Reputation: 6997
I've trying to read about NLP in general and nltk in specific to use with python. I don't know for sure if what am looking for exists out there, or if I perhaps need to develop it.
I have a program that collect text from different files, the text is extremely random and talks about different things. Each file contains a paragraph or 3 maximum, my program opens the files and store them into a table.
My question is, can i guess tags of what the paragraph is about? if anyone knows of an existing technology or approach, I would really appreciate it.
Thanks,
Upvotes: 2
Views: 395
Reputation: 50190
Your task is called "document classification", and the nltk book has a whole chapter on it. I'd start with that.

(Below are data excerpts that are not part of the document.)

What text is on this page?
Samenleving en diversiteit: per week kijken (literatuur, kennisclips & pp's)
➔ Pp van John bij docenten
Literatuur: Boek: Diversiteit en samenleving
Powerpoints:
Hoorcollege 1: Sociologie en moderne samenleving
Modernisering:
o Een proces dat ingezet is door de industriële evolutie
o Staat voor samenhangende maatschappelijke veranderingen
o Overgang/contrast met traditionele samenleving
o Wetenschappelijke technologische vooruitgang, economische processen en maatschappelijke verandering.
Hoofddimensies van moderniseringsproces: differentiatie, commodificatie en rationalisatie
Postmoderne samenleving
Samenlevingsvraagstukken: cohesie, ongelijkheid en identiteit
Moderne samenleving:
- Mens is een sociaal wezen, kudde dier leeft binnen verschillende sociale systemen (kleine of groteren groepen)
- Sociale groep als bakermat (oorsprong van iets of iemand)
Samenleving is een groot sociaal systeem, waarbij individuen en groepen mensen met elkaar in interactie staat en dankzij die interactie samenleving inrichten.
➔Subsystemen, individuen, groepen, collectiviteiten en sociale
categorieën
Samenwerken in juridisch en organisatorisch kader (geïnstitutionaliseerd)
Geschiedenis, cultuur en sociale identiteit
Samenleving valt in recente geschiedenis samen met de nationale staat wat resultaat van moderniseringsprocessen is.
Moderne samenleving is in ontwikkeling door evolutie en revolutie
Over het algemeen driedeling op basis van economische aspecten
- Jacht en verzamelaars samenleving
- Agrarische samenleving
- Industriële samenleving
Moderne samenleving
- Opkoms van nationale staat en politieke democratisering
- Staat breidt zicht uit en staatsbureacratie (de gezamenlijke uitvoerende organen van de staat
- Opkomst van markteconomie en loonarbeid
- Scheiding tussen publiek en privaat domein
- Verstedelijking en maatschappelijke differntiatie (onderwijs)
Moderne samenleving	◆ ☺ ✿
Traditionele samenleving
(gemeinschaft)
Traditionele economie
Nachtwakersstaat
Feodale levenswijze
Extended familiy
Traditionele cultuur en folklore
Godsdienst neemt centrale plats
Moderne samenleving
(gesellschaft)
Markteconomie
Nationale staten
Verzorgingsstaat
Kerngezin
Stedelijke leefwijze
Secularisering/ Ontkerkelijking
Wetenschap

It all depends on your criteria for assigning tags. Are you interested in matching your documents against a pre-existing set of tags, or perhaps in topic extraction (select the N most important words or phrases in the text)?
Upvotes: 1
Reputation: 2539
You should train a classifier, the easiest one to develop (and you don't really need to develop it as NLTK provides one) is the naive baesian. The problem is that you'll need to classify manually a corpus of observations and then have the program guess what tag best fits a given paragraph (needless to say that the bigger the training corpus the more precise will be your classifier, IMHO you can reach a 80-85% of correctness). Take a look at the docs.
Upvotes: 0